Países como República Dominicana no han concentrado su mejor esfuerzo en la salud mental de sus habitantes (ni antes ni ahora) lo que, a la larga, será un factor decisivo en la reintegración sana de las personas a la vida diaria y en la recuperación de la confianza general en futuros más prometedores.  España ya ha titulado que cerca de la mitad de su gente tendrá algún grado de disturbio sicológico. La enfermedad, la convalecencia, la pérdida de cercanos, la impotencia, el desempleo o la baja productividad y el constante bombardeo con noticias falsas y alarmistas de los medios de mayor difusión, son estímulo más que suficientes para el desarrollo de vulnerabilidades sicosociales de difícil solución una vez instaladas.

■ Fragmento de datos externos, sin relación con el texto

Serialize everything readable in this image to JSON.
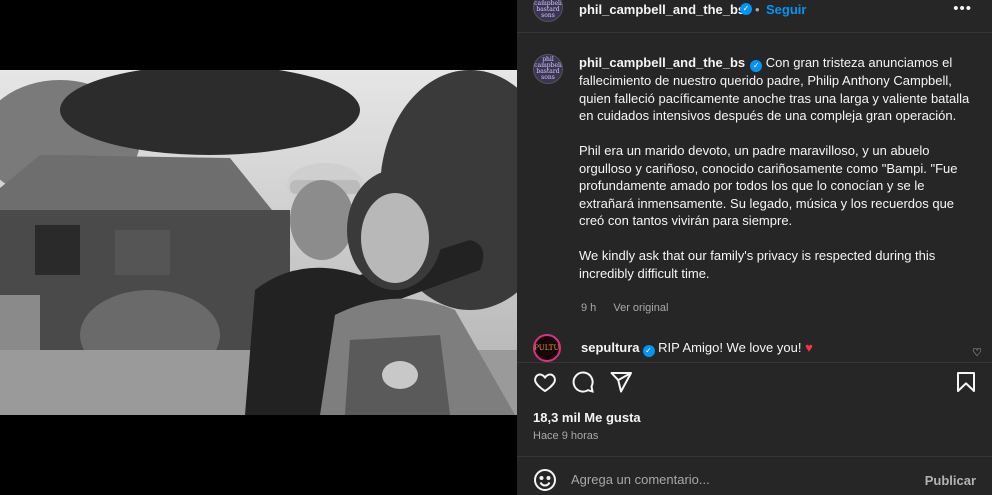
{
  "post": {
    "username": "phil_campbell_and_the_bs",
    "avatar_text": "phil campbell bastard sons",
    "follow_label": "Seguir",
    "dot": "•",
    "more_label": "•••",
    "caption_p1": "Con gran tristeza anunciamos el fallecimiento de nuestro querido padre, Philip Anthony Campbell, quien falleció pacíficamente anoche tras una larga y valiente batalla en cuidados intensivos después de una compleja gran operación.",
    "caption_p2": "Phil era un marido devoto, un padre maravilloso, y un abuelo orgulloso y cariñoso, conocido cariñosamente como \"Bampi. \"Fue profundamente amado por todos los que lo conocían y se le extrañará inmensamente. Su legado, música y los recuerdos que creó con tantos vivirán para siempre.",
    "caption_p3": "We kindly ask that our family's privacy is respected during this incredibly difficult time.",
    "time": "9 h",
    "see_original": "Ver original"
  },
  "comment": {
    "username": "sepultura",
    "avatar_text": "SEPULTURA",
    "text": "RIP Amigo! We love you!",
    "emoji": "♥"
  },
  "stats": {
    "likes": "18,3 mil Me gusta",
    "ago": "Hace 9 horas"
  },
  "add_comment": {
    "placeholder": "Agrega un comentario...",
    "post_label": "Publicar"
  },
  "icons": {
    "like": "heart-icon",
    "comment": "comment-bubble-icon",
    "share": "paper-plane-icon",
    "save": "bookmark-icon",
    "emoji": "smiley-icon",
    "more": "more-dots-icon",
    "verified": "verified-badge-icon"
  },
  "colors": {
    "panel_bg": "#262626",
    "accent_blue": "#0095f6",
    "heart_red": "#ff3040"
  }
}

Un estudio español destacó que, entre los colectivos más vulnerables, están los profesionales de la salud, los familiares de pacientes que han fallecido y las personas con sicopatías previas. Podemos agregar que otros segmentos de población son igualmente lábiles de daños colaterales, como los envejecientes, cuya tendencia a la depresión y al autodaño en este régimen de aislamiento y restricción puede incrementarse. Imaginemos a parejas incompatibles en confinamiento o personas con discapacidades. Un niño aislado o encerrado es un niño potencialmente agresivo.

Las posibles secuelas en la función cerebral versus la salud mental como parte de la propia respuesta inmunológica al virus es, en este momento, un tema de debate. De haber alguna relación causa-efecto, la acción será más inmediata y urgente de lo supuesto.

Es el momento de preguntar ¿qué no pensaron los que antes padecieron crisis sanitarias como esta para su futuro? No pensaron en lo sicológico en el marco de sus propias realidades. Aún estamos a tiempo. La pandemia sigue y la gente también. Debemos reforzar el sistema de atención comunitaria, contratar más profesionales de la salud mental, integrar brigadas para el sondeo del estatus familiar con equipos profesionales multidisciplinarios, habilitar una plataforma de asistencia conductual vía mensajería o medios masivos de difusión, organizar talleres sectoriales en cada barrio para dotar a la población de herramientas de combate a la afectación sicosocial, en fin, pensar en la mente antes que en el cuerpo porque, la verdad sea dicha, la carga de enfermedad será mayor que la de letalidad.

Quiero concluir señalando que hay que accionar más allá de lo curativo y del alarmismo, porque, como señalara el presidente de la Sociedad Española de Psiquiatría, Dr. Celso Arango, «va a haber una afectación que será dispar y que va a acentuar todavía más las inequidades en la población general».